Hoje com 59 anos, Francesc Gay i Puig é conhecido da cinefilia brasileira sobretudo por “Truman” (2015), no qual um homem vivido por Ricardo Darín, diante da proximidade da morte, conta com a ajuda de um amigo (Javier Cámara) para encontrar um novo lar para seu cão. O filme arrecadou cerca de US$ 9 milhões e rendeu a Cesc o Goya de Melhor Direção. Sua estreia no longa-metragem aconteceu em 1998, com “Hotel Room”, codirigido pelo argentino Daniel Gimelberg.
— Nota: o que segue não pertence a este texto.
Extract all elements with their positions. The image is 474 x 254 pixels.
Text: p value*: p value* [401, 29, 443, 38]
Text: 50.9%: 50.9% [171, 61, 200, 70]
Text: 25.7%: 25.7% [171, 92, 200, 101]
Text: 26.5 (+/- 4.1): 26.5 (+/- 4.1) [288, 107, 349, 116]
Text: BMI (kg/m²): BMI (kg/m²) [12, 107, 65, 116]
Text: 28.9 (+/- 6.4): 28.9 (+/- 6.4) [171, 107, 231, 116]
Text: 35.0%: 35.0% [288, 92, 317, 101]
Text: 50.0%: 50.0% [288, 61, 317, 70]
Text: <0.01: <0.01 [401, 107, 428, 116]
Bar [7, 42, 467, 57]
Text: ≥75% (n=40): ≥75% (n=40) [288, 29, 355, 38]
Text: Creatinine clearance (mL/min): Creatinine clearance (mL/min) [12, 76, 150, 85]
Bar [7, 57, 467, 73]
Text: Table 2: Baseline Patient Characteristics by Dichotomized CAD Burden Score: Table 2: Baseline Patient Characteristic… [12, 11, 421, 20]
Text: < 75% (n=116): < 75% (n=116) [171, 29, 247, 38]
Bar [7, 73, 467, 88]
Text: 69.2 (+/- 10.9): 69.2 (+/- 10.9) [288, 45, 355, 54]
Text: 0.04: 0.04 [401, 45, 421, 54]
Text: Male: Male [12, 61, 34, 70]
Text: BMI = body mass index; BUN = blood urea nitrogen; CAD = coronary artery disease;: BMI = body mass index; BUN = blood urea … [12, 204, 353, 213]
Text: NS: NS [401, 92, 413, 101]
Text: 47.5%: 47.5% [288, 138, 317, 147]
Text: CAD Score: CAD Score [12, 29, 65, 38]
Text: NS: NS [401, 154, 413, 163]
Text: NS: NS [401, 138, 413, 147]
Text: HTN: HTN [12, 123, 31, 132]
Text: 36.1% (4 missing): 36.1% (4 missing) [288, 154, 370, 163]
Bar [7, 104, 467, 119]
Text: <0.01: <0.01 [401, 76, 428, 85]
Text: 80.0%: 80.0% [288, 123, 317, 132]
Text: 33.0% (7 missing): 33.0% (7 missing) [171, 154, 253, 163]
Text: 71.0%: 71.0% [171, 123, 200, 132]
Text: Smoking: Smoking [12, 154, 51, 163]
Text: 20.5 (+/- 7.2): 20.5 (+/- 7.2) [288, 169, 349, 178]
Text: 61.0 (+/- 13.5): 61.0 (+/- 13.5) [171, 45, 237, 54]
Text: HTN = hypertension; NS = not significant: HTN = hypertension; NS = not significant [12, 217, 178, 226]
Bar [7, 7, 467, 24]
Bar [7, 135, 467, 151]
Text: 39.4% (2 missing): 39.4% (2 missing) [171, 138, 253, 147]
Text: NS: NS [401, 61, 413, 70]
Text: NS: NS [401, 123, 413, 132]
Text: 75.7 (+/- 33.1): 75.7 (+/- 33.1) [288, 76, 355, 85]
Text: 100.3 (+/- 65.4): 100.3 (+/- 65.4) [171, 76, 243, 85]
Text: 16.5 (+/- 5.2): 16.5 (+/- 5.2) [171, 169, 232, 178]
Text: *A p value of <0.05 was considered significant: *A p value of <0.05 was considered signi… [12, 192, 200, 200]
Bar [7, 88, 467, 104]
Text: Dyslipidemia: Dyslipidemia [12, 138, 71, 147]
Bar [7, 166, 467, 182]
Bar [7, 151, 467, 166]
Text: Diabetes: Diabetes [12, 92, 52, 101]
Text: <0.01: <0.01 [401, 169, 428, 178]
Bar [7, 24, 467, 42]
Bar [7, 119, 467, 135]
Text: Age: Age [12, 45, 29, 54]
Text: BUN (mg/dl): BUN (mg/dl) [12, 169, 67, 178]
Dois anos depois, transpôs para o cinema “Krámpack – Descobrindo o Prazer” e recebeu em Cannes o Prêmio da Juventude por sua abordagem do amadurecimento. “Todo assunto que é tabu precisa ser visto numa dinâmica que equilibre riso e dor, sob os vínculos do companheirismo”, afirmou o cineasta ao apresentar “Histórias Que É Melhor Não Contar” (2022) em San Sebastián.
Essa combinação entre riso e ferida chega modificada a “O Convite”. A adaptação americana começou a ser idealizada em 2022 e, inicialmente, teria Valerie Faris e Jonathan Dayton na direção, a partir de um roteiro de Rashida Jones e Will McCormack, com Amy Adams, Paul Rudd e Tessa Thompson entre os nomes previstos para o elenco. Após três anos de desenvolvimento, Olivia Wilde assumiu o projeto para dirigir e atuar, trazendo consigo Seth Rogen, impulsionado pelo sucesso da série “O Estúdio”, além de Penélope Cruz e Edward Norton.
De “O Estúdio”, Olivia trouxe ainda o diretor de fotografia Adam Newport-Berra, responsável por conferir elegância sinuosa a uma narrativa construída essencialmente sobre planos e contraplanos. A montagem de Yorgos Mavropsaridis e Anthony Boys dá fluidez à engenharia de ressentimentos acumulados entre Joe e Angela ao longo de anos de indelicadezas e omissões. É nesse jogo de pequenas violências domésticas que o quarteto encontra sua melhor matéria-prima.
Penélope, agora sob os holofotes de Toronto, encontra em Pina uma personagem que poderia facilmente escorregar para o arquétipo da latina sexualmente exuberante. Sua interpretação, porém, dribla o lugar-comum com sagacidade, transformando pequenos detalhes — entre eles uma discussão sobre a pronúncia da palavra “flan” — em combustível cômico. Norton cresce sobretudo pelos gestos, fazendo de Hawk um sedutor plácido capaz de transformar vulnerabilidade em instrumento de aproximação. Rogen segue pelo caminho oposto: seu Joe é uma espécie de elo perdido da virilidade, um homem em queda, sufocado pela própria hipocrisia.
Se as discussões sobre desejo, masculinidade e identidade sexual ganhavam contornos mais abertamente cômicos em “Sentimental”, a releitura de Olivia Wilde prefere extrair delas uma camada mais dolorosa. A trilha de Devonté Hynes funciona como contraponto afetivo para essa erosão conjugal, culminando no emprego de “Our House”, de Crosby, Stills, Nash & Young. É quando “O Convite” reafirma aquilo que existe de mais fértil na dramaturgia de Cesc Gay: quatro pessoas podem dividir uma mesa, comida e algumas garrafas e, ainda assim, permanecer a uma enorme distância umas das outras.